A ciel ouvert
de Nelly Arcan

critiqué par Libris québécis, le 15 novembre 2011
(Montréal - 82 ans)


La note:  étoiles
La Burqa de chair
La femme musulmane se dissimule sous une burqa à l’instar de la femme occidentale sous le botox et les implants mammaires. Ces corps étrangers sont destinés à sceller les liens hommes femmes. Mais atteignent-ils l'objectif visé? Nelly Arcan laisse filtrer les drames qui couvent derrière la mascarade des corps frelatés que l'on soumet à la contemplation de la gent masculine.

La quête de soi se fusionne à la quête de l'autre. On ne cherche pas à être bien dans sa peau, mais de s'en donner une nouvelle en suivant les conseils des revues vouées à la beauté des corps, plus facile à illustrer que la beauté de l'âme. On a substitué la maxime du poète Juvénal, « Mens sana in corpore sano », par un esprit sacrifié au corps torturé. La quête de l'autre passe ainsi par la chair magnifiée afin d'être plus concurrentielle sur le marché des cœurs à vendre. Exhiber son corps « à ciel ouvert » serait-il vivre à tombeau ouvert?

Le roman présente deux héroïnes en quête du même homme. Pour se l'accaparer, ces dépendantes affectives sont prêtes à souffrir dans leur chair en adoptant des méthodes empruntées au sadomasochisme. Victimes d'une filiation carentielle, elles perpétuent leur malheur en jouant la carte trafiquée de la séduction.

La réflexion sur l'humanité dénaturée s'inscrit dans le créneau de Réjean Ducharme, qui déplore les mises en scène pour épater la galerie. Là se limite la comparaison.
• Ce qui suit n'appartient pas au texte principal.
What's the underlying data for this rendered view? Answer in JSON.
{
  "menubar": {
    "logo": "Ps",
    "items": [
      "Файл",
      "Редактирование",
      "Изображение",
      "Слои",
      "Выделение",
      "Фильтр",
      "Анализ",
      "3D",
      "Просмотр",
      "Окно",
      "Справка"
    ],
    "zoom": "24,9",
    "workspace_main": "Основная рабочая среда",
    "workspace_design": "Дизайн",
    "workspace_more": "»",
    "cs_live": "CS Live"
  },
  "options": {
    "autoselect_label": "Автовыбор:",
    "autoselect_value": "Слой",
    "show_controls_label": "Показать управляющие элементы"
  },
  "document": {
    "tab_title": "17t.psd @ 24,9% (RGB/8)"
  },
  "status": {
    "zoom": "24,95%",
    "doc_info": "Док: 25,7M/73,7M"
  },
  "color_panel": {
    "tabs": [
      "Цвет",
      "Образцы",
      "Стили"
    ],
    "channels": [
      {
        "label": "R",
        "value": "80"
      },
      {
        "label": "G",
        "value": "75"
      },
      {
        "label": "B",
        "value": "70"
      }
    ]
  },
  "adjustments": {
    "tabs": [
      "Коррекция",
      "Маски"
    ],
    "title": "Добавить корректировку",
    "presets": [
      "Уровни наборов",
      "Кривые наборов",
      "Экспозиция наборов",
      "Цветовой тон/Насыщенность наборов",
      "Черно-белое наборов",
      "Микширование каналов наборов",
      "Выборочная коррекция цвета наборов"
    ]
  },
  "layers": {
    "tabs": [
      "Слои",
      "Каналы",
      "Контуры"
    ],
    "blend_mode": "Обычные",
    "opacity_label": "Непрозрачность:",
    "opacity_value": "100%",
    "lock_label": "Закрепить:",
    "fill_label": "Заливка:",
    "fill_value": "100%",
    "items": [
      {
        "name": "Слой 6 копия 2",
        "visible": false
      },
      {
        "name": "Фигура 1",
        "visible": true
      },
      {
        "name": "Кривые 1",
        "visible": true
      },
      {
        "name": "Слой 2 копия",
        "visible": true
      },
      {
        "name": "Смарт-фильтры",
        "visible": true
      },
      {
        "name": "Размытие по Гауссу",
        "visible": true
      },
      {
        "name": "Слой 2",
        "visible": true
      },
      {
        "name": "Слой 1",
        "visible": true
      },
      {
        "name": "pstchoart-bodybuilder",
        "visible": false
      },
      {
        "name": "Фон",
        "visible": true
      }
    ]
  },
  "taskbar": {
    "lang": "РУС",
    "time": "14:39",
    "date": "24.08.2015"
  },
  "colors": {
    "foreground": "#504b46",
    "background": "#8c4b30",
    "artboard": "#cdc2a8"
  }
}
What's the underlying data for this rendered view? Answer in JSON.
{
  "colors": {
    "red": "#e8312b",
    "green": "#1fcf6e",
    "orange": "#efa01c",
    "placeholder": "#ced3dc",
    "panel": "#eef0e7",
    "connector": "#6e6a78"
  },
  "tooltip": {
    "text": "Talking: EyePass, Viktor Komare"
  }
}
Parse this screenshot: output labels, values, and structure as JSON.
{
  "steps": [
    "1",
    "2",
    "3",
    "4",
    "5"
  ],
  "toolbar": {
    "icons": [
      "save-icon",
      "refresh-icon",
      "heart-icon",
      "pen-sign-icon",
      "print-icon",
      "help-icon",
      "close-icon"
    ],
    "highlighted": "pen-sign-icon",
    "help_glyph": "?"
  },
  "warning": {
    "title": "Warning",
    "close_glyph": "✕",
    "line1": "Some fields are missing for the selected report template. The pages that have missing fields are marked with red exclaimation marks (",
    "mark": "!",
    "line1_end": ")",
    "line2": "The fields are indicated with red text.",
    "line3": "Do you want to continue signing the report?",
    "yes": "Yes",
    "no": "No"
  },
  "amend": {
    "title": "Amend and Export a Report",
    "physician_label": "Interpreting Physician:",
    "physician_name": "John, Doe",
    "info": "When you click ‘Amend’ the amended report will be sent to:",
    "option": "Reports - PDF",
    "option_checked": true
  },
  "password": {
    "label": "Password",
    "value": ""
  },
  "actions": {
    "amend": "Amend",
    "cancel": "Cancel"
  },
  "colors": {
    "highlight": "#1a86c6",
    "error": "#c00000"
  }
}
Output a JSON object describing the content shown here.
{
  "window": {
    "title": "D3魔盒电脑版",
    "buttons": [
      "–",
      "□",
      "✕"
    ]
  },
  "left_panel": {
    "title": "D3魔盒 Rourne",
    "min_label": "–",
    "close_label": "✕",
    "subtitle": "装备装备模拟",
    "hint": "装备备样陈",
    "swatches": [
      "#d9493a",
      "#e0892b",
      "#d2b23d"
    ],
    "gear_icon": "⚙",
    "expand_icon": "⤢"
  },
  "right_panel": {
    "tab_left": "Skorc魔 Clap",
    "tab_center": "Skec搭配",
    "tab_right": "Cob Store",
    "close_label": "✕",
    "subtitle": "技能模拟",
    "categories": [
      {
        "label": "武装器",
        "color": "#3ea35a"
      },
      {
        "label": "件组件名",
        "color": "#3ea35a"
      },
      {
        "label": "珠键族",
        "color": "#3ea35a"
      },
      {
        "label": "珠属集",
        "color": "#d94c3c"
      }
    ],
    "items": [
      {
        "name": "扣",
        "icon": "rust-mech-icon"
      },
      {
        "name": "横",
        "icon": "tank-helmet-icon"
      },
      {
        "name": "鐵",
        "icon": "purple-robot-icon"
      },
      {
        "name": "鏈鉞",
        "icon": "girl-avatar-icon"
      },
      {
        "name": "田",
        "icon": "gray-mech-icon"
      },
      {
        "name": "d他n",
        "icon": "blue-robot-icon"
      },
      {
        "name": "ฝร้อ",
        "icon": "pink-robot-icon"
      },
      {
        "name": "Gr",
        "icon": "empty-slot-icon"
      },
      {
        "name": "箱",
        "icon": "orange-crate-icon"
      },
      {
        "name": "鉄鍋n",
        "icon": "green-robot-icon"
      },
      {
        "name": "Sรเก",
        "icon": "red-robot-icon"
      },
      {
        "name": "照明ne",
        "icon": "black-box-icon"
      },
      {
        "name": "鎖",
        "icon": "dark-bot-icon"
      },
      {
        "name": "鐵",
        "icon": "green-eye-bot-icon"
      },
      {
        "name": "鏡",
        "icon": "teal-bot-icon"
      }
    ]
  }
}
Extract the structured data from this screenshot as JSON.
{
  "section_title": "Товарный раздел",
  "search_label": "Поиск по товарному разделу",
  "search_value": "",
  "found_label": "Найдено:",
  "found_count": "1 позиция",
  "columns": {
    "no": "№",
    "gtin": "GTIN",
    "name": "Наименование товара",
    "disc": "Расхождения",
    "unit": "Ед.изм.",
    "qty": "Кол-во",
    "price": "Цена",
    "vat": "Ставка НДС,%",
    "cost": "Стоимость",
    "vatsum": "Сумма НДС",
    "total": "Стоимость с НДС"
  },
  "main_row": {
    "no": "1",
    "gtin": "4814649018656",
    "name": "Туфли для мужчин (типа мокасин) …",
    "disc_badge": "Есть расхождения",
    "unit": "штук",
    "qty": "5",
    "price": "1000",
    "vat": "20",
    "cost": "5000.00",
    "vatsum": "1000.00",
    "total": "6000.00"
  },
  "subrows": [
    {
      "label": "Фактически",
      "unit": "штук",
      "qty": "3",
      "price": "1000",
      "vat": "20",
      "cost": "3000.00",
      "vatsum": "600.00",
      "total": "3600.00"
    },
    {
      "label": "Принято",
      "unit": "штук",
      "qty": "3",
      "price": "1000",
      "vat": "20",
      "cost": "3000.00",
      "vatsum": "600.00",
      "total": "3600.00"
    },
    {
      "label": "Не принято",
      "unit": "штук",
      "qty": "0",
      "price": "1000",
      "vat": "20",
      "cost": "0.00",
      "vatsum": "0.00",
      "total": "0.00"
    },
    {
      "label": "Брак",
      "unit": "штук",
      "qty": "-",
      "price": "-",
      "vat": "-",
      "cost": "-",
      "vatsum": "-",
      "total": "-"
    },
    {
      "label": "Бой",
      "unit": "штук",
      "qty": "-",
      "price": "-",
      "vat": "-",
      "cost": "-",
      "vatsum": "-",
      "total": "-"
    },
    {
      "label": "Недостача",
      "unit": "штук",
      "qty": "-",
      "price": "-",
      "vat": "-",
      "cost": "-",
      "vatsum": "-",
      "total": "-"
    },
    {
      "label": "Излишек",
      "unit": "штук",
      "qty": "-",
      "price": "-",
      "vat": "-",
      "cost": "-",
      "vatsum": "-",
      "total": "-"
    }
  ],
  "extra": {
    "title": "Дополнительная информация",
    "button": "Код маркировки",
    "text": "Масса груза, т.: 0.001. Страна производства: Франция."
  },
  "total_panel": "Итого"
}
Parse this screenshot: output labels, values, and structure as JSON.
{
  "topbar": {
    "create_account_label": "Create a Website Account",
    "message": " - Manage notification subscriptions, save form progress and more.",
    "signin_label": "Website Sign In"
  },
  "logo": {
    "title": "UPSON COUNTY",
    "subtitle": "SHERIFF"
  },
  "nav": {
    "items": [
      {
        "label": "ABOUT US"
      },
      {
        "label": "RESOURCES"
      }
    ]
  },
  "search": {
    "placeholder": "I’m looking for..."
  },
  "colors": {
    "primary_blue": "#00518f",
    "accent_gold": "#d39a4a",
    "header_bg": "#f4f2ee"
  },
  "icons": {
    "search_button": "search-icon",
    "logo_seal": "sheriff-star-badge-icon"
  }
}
Contrairement à son aîné, Nelly Arcan ne propose pas une hibernation de force pour sauvegarder son intégrité. Son roman participe à la recherche de ce qui pourrait créer le bonheur du couple à travers une sexualité qui comblerait les attentes. En fait, elle traite des aspirations du deuxième sexe, comme dirait Simone de Beauvoir, mais la lourdeur de l'écriture malgré les belles envolées et les éléments secondaires, comme la guerre au Liban, détourne de l’importance de la thématique. Malheureusement on risque d’appliquer à ce roman la chanson de Serge Gainsbourg :
Je n'suis qu'une poupée de cire, qu'une poupée de son
Sous le soleil de mes cheveux blonds.